Why I Blog?
Short Answer: It keeps me well.
Longer Answer:
Since I was 12, I’ve struggled to express the thoughts in my head. Being told I was dyslexic shattered my confidence in reading and writing, leading me to give up entirely. This defeat deeply affected my mental health and contributed to my reliance on alcohol.
Joining AA lifted the fog, allowing a new sense of confidence to emerge, like a cork popping. Blogging now feels like meditation for me—it lightens the load in my mind by giving my thoughts a way to escape into the world.
I also love that blogging here feels like sending a letter in a bottle out into the ocean. It’s not about feeding my ego; whether the message drifts forever or makes someone smile, I’ll never know, and that’s okay.
Finally, since becoming part of the recovery community, I’ve learned so much from others, both those with years of sobriety and newcomers who remind me of where I once was. I write to set my thoughts free, hoping that someone, even just one person, will find the message and be helped on their path to recovery.
Popping the cork
A cork popping, a fog lifting,
Thoughts escaping, a load lightening.
A letter in a bottle, drifting,
Hopeful, helping, uplifting.
From twelve, a struggle, a shattered mind,
Dyslexic, defeated, a confidence declined.

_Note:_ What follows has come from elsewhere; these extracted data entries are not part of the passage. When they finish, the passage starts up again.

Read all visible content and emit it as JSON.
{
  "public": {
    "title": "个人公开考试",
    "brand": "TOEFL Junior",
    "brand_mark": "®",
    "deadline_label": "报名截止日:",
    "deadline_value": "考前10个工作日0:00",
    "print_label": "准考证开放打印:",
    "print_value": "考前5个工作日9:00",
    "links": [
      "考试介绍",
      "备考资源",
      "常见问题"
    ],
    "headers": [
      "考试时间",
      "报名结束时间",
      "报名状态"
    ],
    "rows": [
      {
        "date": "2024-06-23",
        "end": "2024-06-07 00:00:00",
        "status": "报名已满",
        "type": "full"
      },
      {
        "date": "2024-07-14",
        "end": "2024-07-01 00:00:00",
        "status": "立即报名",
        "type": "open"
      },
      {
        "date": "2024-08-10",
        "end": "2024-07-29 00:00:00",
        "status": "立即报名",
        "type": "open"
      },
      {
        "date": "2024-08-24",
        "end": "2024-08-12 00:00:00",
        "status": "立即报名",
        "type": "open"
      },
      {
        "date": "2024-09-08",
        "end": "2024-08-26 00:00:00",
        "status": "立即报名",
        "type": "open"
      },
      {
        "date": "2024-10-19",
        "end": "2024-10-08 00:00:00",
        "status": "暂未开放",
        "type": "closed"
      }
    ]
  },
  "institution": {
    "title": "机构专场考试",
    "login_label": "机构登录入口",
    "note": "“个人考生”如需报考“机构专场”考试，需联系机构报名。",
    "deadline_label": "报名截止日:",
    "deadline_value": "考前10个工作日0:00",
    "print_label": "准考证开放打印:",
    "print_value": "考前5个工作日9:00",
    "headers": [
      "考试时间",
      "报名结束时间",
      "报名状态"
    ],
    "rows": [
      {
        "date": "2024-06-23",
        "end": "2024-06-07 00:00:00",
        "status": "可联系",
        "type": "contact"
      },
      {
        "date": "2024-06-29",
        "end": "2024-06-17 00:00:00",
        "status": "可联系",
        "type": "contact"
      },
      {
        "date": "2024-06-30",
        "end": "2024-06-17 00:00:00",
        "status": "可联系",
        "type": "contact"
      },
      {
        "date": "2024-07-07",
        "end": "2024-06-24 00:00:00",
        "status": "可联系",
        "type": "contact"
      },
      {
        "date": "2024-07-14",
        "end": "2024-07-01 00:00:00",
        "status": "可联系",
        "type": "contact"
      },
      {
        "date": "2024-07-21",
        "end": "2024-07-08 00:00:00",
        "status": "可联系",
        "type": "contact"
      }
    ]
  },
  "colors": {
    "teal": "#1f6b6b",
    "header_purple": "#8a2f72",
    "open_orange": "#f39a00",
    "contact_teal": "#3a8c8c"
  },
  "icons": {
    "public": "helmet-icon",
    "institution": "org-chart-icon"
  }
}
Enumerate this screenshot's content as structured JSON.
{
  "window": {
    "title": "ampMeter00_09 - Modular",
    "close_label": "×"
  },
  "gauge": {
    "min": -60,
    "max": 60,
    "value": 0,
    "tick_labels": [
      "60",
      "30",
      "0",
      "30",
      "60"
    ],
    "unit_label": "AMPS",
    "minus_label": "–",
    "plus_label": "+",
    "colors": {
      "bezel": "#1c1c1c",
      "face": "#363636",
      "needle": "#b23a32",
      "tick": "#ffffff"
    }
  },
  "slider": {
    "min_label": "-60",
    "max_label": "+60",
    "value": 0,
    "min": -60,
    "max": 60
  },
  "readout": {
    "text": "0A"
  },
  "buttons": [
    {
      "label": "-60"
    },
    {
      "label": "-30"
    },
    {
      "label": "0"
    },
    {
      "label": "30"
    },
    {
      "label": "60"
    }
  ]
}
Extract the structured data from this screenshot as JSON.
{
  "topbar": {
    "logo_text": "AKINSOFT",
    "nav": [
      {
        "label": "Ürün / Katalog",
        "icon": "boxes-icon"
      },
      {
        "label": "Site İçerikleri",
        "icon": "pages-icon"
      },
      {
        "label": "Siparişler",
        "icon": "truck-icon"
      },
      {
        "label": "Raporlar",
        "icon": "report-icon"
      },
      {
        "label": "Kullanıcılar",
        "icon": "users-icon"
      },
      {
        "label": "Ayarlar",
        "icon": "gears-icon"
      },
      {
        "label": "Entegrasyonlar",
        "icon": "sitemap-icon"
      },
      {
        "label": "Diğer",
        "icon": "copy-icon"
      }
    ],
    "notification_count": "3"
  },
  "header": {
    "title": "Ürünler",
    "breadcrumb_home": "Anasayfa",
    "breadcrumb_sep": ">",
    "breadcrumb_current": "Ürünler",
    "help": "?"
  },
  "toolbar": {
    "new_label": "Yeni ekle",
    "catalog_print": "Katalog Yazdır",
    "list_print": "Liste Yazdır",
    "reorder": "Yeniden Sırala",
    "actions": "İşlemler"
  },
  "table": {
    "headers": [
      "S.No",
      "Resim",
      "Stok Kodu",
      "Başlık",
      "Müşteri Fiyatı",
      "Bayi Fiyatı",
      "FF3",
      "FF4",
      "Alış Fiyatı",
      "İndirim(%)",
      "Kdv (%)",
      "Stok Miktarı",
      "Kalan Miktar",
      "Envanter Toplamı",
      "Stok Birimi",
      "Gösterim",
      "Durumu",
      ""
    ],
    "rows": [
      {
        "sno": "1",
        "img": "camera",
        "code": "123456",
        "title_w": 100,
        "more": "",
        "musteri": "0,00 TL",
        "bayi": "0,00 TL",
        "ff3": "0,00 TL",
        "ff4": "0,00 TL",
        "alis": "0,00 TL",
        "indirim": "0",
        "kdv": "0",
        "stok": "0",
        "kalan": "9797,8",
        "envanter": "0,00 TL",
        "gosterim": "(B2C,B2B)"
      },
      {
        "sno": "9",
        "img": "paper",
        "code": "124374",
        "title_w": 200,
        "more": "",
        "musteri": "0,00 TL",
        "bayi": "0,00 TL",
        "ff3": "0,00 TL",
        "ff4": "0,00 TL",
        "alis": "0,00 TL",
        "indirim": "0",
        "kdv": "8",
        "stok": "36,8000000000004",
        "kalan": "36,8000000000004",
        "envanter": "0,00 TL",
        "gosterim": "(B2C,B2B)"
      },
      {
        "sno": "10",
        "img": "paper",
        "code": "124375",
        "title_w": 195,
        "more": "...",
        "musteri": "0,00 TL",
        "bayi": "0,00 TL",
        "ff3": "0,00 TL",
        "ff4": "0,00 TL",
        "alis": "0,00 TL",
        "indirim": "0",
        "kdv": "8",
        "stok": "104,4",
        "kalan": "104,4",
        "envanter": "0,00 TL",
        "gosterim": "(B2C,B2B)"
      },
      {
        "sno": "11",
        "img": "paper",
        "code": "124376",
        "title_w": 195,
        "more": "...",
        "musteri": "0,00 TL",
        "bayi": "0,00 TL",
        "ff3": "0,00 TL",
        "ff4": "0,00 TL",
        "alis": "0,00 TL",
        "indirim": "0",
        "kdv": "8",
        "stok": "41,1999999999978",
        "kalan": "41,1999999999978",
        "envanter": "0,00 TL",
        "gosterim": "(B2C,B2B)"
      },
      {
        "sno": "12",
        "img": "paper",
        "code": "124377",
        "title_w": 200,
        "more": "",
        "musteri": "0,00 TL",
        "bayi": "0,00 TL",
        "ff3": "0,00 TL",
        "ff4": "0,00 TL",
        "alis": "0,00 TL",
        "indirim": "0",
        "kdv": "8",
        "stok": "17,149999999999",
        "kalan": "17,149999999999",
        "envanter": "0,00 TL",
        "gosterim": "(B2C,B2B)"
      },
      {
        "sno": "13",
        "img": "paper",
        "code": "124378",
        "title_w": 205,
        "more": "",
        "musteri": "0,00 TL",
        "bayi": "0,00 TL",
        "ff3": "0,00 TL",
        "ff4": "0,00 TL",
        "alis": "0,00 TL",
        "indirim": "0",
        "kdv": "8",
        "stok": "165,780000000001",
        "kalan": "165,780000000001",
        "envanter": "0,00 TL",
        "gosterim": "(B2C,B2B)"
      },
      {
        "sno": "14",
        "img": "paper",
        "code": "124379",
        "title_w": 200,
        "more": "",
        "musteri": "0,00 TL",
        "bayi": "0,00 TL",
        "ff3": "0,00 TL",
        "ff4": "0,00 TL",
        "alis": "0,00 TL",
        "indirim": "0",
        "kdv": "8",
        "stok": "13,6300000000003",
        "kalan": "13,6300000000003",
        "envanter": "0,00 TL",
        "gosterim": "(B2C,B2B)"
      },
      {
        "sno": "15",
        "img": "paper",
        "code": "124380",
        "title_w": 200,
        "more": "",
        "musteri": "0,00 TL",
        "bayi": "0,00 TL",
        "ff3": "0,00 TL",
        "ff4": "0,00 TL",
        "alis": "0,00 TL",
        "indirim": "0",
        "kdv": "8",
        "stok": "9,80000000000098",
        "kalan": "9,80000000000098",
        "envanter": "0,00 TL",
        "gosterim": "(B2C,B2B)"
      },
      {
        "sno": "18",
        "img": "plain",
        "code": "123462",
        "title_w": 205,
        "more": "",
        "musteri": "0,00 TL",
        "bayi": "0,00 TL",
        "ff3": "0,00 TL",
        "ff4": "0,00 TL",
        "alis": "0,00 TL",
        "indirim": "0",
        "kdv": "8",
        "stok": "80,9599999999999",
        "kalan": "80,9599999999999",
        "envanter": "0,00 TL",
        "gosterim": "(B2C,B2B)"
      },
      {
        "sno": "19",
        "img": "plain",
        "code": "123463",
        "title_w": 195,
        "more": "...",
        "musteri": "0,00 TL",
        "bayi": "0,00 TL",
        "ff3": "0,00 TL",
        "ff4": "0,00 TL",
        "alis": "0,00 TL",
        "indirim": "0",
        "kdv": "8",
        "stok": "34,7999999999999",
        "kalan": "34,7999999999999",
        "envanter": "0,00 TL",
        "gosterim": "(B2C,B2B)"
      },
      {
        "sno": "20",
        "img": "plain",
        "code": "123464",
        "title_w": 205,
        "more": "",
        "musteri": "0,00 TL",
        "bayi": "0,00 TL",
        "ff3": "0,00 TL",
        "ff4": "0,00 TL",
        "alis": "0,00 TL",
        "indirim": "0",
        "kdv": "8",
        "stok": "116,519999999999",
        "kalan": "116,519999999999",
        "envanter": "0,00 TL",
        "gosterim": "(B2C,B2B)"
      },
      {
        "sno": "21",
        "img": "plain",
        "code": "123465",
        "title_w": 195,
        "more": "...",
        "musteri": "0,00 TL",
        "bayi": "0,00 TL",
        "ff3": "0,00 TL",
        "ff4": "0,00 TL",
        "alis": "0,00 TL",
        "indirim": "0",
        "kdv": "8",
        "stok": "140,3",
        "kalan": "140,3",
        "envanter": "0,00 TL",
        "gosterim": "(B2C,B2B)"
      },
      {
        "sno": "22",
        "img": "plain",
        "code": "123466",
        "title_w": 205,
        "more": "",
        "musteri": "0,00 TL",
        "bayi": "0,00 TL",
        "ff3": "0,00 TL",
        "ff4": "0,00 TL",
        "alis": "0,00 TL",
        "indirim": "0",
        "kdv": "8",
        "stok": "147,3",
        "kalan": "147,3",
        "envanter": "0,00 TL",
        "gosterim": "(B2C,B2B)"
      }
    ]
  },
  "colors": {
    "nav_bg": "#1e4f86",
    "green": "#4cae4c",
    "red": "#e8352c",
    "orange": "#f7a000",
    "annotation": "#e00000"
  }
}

Alcohol's grip, a mental health bind,
Until AA's light, a new freedom to find.
Blogging, a meditation, a release,
A way to express, a soul to appease.
No ego, no fame, no need to please,
Just a message, a hope, a peace.
Learning from others, sharing my plight,
A beacon of hope, a guiding light.
Setting thoughts free, with all my might,
Hoping someone finds, and sees the light.